For years to come we will remain broke. All the government organizations and institutions, many of which do not justify their existence, and the armed forces are all living beyond their means. The country's revenue earnings amount to some Rs.450 billion per year. Debt servicing takes care of around Rs.350 billion and the armed forces consume Rs.230 billion (130 b. salaries and other recurring expenses ; 50 b. defence spending - tanks, aircraft, ships, etc - in Benazir's time this cost us 100 b per year ; 25 b. pensions ; 20 b.
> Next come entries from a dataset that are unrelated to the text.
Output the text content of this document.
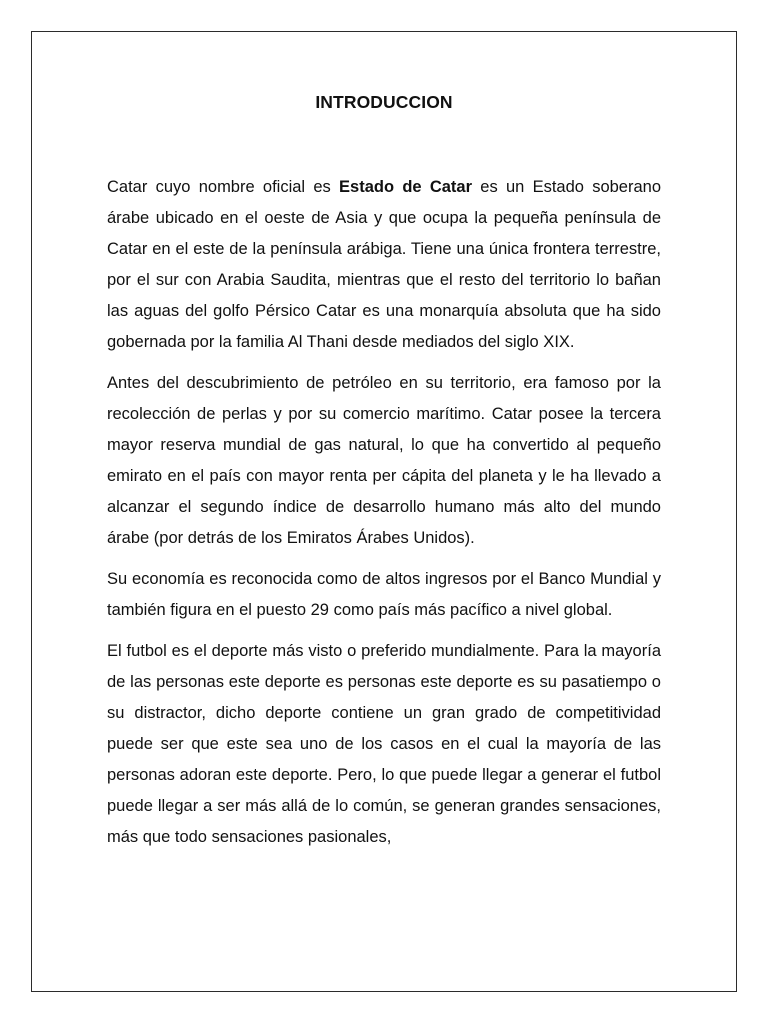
INTRODUCCION

Catar cuyo nombre oficial es Estado de Catar es un Estado soberano árabe ubicado en el oeste de Asia y que ocupa la pequeña península de Catar en el este de la península arábiga. Tiene una única frontera terrestre, por el sur con Arabia Saudita, mientras que el resto del territorio lo bañan las aguas del golfo Pérsico Catar es una monarquía absoluta que ha sido gobernada por la familia Al Thani desde mediados del siglo XIX.

Antes del descubrimiento de petróleo en su territorio, era famoso por la recolección de perlas y por su comercio marítimo. Catar posee la tercera mayor reserva mundial de gas natural, lo que ha convertido al pequeño emirato en el país con mayor renta per cápita del planeta y le ha llevado a alcanzar el segundo índice de desarrollo humano más alto del mundo árabe (por detrás de los Emiratos Árabes Unidos).

Su economía es reconocida como de altos ingresos por el Banco Mundial y también figura en el puesto 29 como país más pacífico a nivel global.

El futbol es el deporte más visto o preferido mundialmente. Para la mayoría de las personas este deporte es personas este deporte es su pasatiempo o su distractor, dicho deporte contiene un gran grado de competitividad puede ser que este sea uno de los casos en el cual la mayoría de las personas adoran este deporte. Pero, lo que puede llegar a generar el futbol puede llegar a ser más allá de lo común, se generan grandes sensaciones, más que todo sensaciones pasionales,
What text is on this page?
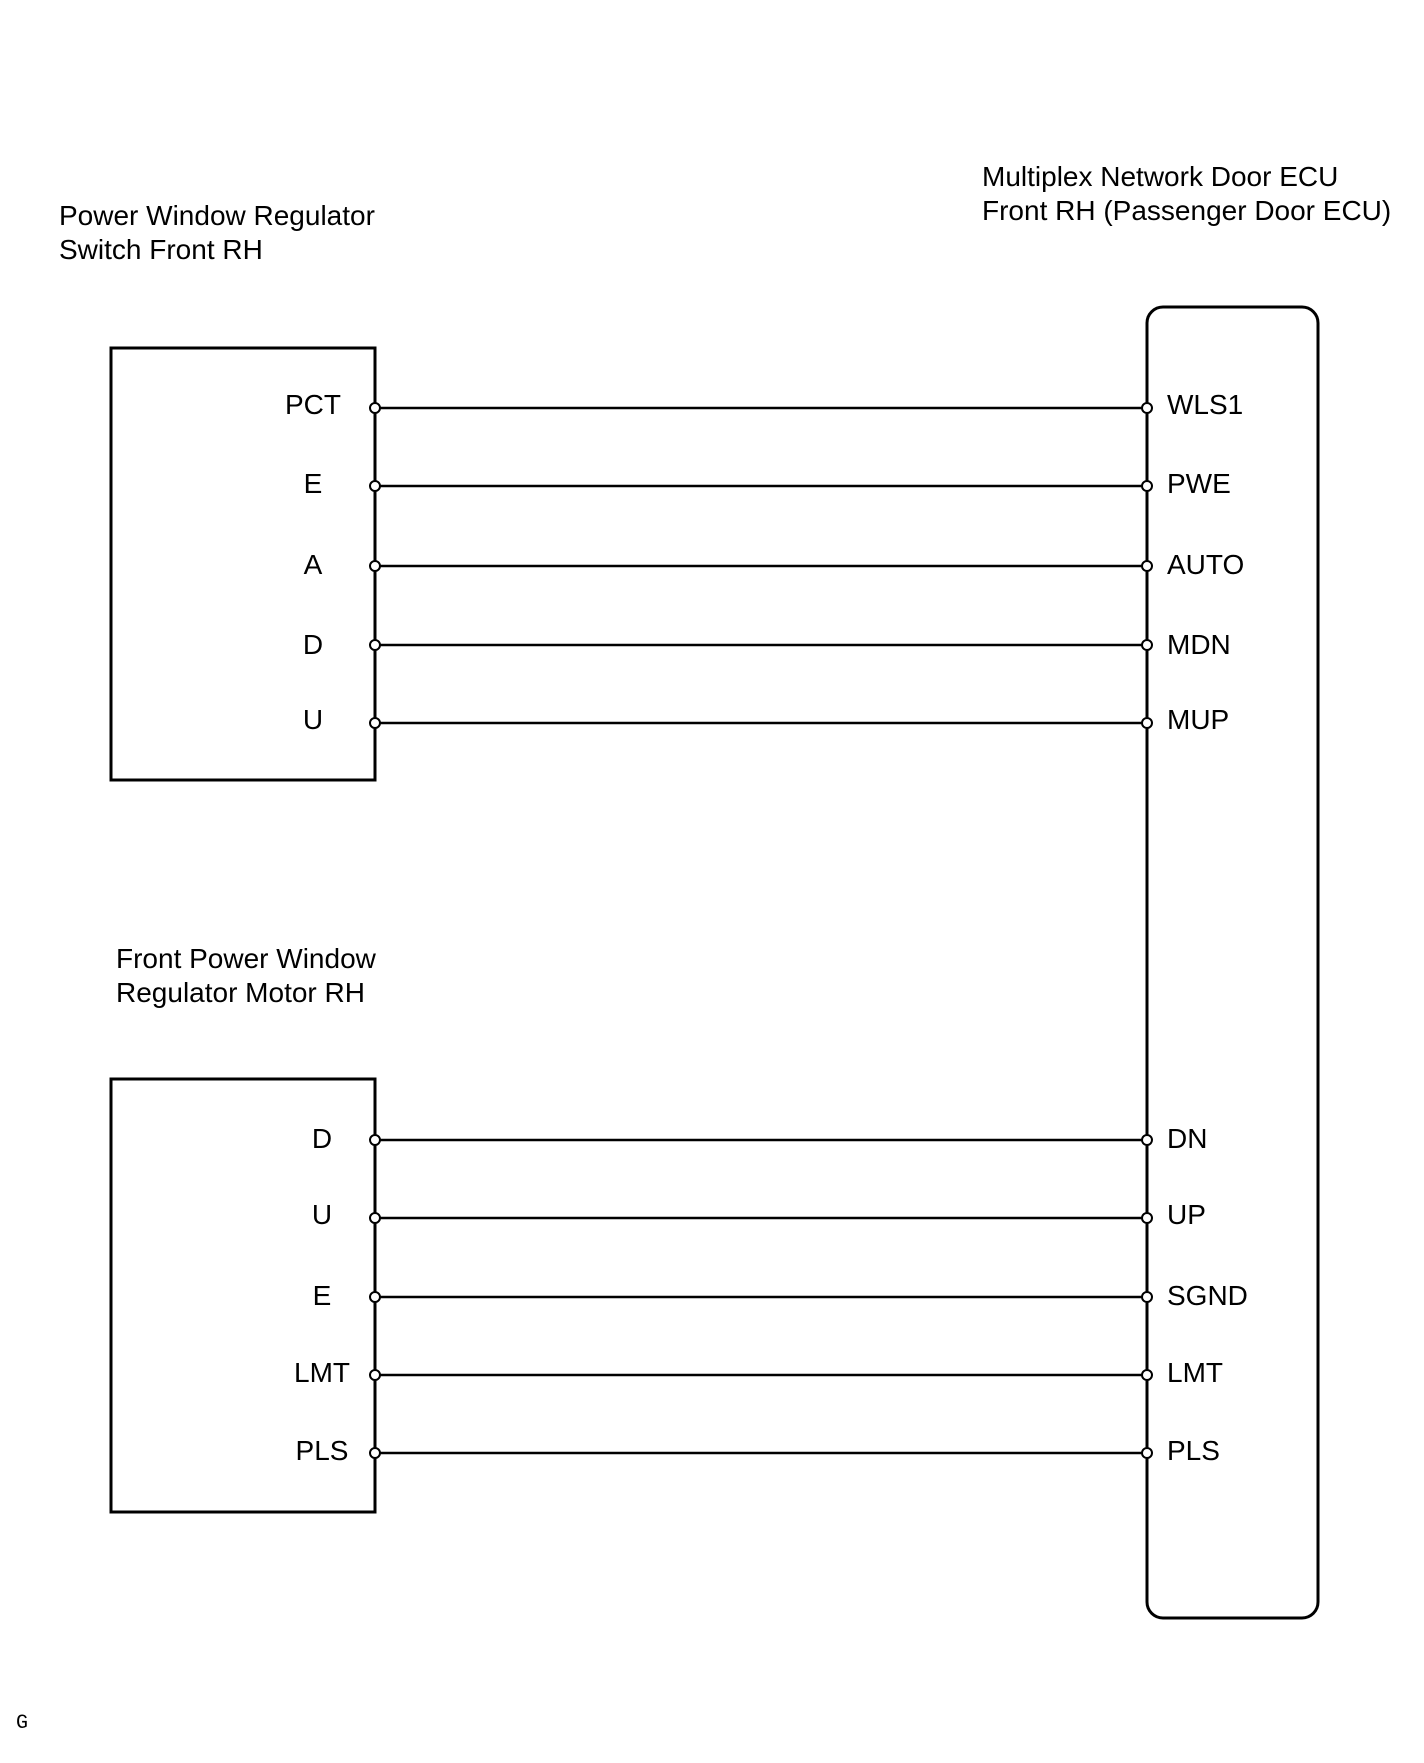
Power Window Regulator
Switch Front RH
Front Power Window
Regulator Motor RH
Multiplex Network Door ECU
Front RH (Passenger Door ECU)
PCT	WLS1
E	PWE
A	AUTO
D	MDN
U	MUP
D	DN
U	UP
E	SGND
LMT	LMT
PLS	PLS
G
ISI and paramilitary - rangers/coastguards/levies/constabulary ; 5 b. nuclear deterrent, capital and recurring).

Any Ataturks in sight ? Moaning and groaning and giving in to threatened riots and marches on the capital does not help. Tomorrow is the first day of the next millennium. We must thank our stars that despite the destroyers of our country who have led us since Jinnah died in 1948 we have so far only lost half of it. Now, on the foreign affairs front, would it not help if we were to adopt a less belligerent posture?